L'agent Marc Weaton était tel que je me l'imaginait. Joyeux, bon vivant, aimable, bel homme. Et les yeux un tantinet baladeurs. Les  miens ignoraient délibérément mon supérieur et je me contentai de sourire à notre interlocuteur.

— On ne m'avait pas prévenu que d'aussi belles recrues travaillait dans ton secteur, commenta-t-il avec un gars insistant pour Brett et un sourire appréciateur pour moi. J'aurai dû choisir le journalisme dès le départ !

— Tu devrais plutôt de te trouver une femme, Marc, le repris mon chef de projet, l'accent légèrement réprobateur.

Ça vous ennui qu'un de vos amis s'intéresse à moi ?

— Je suis certaine que votre domaine d'activité est bien plus palpitant, renchéris-je avec un sourire immensément charmeur. Vous assistez à des scènes de crimes ?

Laissant mes yeux s'arrondirent d'un soupçon de curiosité et ce qu'il fallait d'effroi pour accompagner l'envolée dans les aiguës de ma voix, je dévisageai Weaton avec l'impression de boire ses paroles.

— Dans une grande ville comme la nôtre, ça m'arrive, admit Marc avec un amusement et un intérêt notable.

— Oh, soufflai-je. Vous devez souvent vous retrouver dans des situations effrayantes ! Je ne pourrais pas me rendre sur des sites aussi impactants psychologiquement ! En tout cas... pas sans un homme aussi impressionnant que vous ! Vous avez beaucoup de courage Marc !

Ses pommettes se colorèrent légèrement sous le compliment et il se fendit d'un rire complice.

— C'est surtout ma passion que mon courage qui me pousse à enquêter.

Brett se racla la gorge avant d'intervenir, non sans un regard en coin dans ma direction.

— D'ailleurs à ce sujet, ça avance, tes enquêtes en cours ? Vous n'avez toujours pas retrouvé le tueur de l'hôtel ?

— Si c'était le cas, vous seriez les premiers au courant.

— L'enquêteur qui te seconde, il a tout de même une piste. Et toi qu'est-ce que ton instinct te dicte ?

Le ton désintéressé de Brett ne suffit pas à berner son ancien camarade qui secoua la tête.
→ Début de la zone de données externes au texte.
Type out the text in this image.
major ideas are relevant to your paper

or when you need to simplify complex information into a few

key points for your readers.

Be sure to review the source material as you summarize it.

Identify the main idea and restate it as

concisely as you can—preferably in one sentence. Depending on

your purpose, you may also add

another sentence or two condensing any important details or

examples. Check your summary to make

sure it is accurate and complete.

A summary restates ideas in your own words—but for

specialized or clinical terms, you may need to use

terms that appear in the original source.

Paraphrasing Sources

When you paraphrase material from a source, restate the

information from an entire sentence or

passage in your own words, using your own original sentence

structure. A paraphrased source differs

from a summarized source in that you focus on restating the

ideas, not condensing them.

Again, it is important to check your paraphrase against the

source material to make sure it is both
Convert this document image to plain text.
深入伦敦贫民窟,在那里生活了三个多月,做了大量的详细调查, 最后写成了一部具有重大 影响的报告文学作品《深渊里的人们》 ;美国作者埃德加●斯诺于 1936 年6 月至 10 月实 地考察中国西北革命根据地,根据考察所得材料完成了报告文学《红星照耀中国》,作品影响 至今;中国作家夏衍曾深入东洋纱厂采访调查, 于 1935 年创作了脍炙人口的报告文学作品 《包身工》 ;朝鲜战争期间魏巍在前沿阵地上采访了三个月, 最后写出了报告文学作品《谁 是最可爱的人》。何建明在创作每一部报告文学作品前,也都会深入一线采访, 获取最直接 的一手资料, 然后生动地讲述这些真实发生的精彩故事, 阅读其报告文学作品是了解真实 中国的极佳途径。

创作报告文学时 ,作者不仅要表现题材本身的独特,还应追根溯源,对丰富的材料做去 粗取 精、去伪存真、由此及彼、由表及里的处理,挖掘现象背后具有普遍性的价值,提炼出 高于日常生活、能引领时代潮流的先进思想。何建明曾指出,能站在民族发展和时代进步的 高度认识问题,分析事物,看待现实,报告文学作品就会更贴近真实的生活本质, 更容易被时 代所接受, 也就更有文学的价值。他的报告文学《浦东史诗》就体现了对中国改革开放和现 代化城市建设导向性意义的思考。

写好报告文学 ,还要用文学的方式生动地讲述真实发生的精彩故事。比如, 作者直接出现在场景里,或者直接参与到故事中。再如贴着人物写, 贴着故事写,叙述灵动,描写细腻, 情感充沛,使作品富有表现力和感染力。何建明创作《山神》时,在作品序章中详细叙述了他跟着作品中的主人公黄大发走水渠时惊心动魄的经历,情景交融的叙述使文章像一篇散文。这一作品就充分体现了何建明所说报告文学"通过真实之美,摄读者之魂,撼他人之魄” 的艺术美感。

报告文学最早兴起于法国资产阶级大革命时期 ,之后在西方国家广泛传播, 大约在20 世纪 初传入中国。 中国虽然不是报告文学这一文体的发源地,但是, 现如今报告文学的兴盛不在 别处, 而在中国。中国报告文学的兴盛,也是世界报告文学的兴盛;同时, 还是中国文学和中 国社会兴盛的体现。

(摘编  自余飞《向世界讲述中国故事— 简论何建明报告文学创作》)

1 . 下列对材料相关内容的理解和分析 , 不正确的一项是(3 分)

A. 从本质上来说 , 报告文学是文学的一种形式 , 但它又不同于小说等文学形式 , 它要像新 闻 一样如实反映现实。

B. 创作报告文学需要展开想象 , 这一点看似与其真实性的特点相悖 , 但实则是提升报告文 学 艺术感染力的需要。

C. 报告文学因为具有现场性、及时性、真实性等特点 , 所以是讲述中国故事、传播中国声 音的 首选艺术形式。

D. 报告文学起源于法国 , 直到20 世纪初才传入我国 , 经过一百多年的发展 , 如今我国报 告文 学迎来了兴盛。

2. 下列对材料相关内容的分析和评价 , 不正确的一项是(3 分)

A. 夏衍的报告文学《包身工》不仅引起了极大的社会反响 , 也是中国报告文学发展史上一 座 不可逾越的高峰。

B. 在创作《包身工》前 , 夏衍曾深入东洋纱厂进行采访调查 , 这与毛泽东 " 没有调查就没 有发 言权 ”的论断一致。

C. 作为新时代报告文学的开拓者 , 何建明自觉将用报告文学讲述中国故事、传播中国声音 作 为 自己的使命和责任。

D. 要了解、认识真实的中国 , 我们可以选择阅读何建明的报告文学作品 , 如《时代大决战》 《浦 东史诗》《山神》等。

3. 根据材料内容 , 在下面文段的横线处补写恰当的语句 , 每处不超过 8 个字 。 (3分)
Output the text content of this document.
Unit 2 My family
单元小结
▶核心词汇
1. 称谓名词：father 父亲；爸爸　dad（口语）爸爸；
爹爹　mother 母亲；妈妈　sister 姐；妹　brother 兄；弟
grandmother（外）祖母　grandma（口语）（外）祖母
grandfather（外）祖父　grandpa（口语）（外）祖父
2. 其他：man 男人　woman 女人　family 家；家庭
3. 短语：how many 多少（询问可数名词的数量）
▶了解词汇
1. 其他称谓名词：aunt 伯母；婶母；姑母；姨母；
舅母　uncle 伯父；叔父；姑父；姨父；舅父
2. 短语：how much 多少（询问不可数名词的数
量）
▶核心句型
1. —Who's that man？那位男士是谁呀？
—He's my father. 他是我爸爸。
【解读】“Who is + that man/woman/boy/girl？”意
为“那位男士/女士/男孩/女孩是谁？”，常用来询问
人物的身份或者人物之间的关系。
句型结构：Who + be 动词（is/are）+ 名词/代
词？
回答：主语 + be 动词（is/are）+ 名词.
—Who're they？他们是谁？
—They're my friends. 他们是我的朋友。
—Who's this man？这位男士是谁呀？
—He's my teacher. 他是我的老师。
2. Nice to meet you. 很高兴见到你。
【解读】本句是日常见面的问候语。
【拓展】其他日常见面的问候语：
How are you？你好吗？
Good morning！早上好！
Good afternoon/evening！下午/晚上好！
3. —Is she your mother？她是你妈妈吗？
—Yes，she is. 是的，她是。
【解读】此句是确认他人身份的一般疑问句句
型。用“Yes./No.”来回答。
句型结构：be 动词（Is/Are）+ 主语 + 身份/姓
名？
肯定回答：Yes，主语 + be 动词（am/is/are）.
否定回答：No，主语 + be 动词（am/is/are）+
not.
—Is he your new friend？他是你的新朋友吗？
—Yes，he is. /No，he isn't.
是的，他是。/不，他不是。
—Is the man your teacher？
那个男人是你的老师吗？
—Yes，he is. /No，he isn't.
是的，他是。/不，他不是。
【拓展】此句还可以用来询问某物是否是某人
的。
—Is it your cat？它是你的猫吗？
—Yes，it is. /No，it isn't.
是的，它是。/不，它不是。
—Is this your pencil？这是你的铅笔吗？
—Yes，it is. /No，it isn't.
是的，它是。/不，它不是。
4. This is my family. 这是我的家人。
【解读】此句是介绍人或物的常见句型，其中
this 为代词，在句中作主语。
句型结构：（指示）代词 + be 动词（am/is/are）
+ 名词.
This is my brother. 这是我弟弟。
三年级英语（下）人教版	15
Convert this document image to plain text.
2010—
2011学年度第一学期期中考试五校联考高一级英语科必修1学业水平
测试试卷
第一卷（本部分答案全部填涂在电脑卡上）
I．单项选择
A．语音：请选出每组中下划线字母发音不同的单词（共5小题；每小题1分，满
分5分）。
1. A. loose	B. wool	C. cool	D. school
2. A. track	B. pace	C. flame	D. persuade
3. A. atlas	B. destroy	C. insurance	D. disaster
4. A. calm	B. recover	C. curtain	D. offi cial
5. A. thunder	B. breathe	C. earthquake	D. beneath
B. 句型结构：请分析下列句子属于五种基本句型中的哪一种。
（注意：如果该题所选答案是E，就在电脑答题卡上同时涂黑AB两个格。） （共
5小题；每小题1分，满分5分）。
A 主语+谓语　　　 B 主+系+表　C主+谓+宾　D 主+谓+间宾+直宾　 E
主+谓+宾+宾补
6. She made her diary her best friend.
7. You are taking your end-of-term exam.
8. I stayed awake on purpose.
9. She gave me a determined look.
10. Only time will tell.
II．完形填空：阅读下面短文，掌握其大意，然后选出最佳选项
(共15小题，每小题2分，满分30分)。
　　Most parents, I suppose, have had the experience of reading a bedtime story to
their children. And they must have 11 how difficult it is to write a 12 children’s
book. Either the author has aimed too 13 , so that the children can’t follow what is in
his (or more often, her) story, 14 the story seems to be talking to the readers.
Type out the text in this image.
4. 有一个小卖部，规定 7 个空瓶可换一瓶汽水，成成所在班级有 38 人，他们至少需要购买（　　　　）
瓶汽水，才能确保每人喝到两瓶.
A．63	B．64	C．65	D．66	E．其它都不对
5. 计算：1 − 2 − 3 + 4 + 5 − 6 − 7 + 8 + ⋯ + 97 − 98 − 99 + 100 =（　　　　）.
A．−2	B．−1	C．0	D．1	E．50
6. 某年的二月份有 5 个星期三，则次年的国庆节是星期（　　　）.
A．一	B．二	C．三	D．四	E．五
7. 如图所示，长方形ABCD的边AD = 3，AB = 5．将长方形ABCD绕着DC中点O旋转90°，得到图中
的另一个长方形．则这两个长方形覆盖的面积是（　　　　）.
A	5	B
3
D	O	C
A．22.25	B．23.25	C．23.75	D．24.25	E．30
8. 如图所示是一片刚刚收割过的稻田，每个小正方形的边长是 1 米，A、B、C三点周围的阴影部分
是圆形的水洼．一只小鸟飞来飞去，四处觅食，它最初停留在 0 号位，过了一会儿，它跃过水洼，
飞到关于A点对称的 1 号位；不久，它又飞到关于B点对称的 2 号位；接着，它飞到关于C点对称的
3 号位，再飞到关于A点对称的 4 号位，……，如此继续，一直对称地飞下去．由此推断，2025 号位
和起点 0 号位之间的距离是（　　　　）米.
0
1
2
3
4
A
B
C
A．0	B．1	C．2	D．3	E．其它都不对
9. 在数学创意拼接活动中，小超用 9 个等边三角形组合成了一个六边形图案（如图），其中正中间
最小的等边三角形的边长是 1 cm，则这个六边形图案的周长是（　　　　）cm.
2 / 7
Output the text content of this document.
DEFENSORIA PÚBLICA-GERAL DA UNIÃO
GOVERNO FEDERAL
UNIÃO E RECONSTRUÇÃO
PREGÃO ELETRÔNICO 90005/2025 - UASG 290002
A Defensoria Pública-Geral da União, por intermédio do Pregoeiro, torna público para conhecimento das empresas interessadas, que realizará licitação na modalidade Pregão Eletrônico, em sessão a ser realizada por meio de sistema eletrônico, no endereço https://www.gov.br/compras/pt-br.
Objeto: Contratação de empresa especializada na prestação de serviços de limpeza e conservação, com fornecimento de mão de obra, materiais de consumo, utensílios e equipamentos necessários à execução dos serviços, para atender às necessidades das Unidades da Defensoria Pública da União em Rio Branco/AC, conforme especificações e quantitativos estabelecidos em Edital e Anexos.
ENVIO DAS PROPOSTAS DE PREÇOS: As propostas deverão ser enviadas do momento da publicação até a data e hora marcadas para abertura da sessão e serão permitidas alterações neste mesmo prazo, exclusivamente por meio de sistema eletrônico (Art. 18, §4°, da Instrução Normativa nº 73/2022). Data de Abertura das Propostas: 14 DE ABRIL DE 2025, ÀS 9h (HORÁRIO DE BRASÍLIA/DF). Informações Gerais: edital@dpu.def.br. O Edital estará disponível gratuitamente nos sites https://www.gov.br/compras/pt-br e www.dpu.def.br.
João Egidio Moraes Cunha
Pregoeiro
— Je ne suis pas tombé d'hier, je comprends très bien ce que tu essaies de faire, Bretty, je te vois venir, objecta-t-il. Tu sais très bien que je ne peux rien te révéler sans l'aval de mon supérieur, encore moins sur une affaire non bouclée.

— Un ami proche est menacé, confia Brett à mon plus grand étonnement.

Il joue franc jeu, ils doivent vraiment bien se connaître.

— Ton ami proche c'est Alec, c'est ça ? Renifla Weaton avec un mépris très perceptible. Al s'est toujours débrouillé seul, tu n'as pas à te faire de mouron pour lui. D'autant qu'il n'est pas considéré comme suspect dans cette affaire.

Et il n'appréciait pas l'ami de son ami. Comme tout le monde, j'ai envie de dire. Je décidai d'intervenir en posant la mains sur l'avant-bras de l'agent, établissant un contact en me penchant légèrement dans sa direction.

— Marc, je peux vous appeler Marc, n'est-ce pas ? Vous feriez bien une exception ?

Ses yeux s'ancrèrent dans les miens, une lueur s'y alluma et son expression se dérida.

— Désolé mam'zelle. J'ai des consignes strictes, même si j'aimerai pouvoir faire une entorse pour vos beaux yeux.

— Dis-nous au moins si vous avez retrouvé un indice notable, tenta une nouvelle fois Brett.

Weaton se tourna vers lui avant de soupirer.

— Rien. Pas un cheveu ni le moindre soupçon  d'ADN. Nada, pas une trace. C'est tout ce que je peux te dire.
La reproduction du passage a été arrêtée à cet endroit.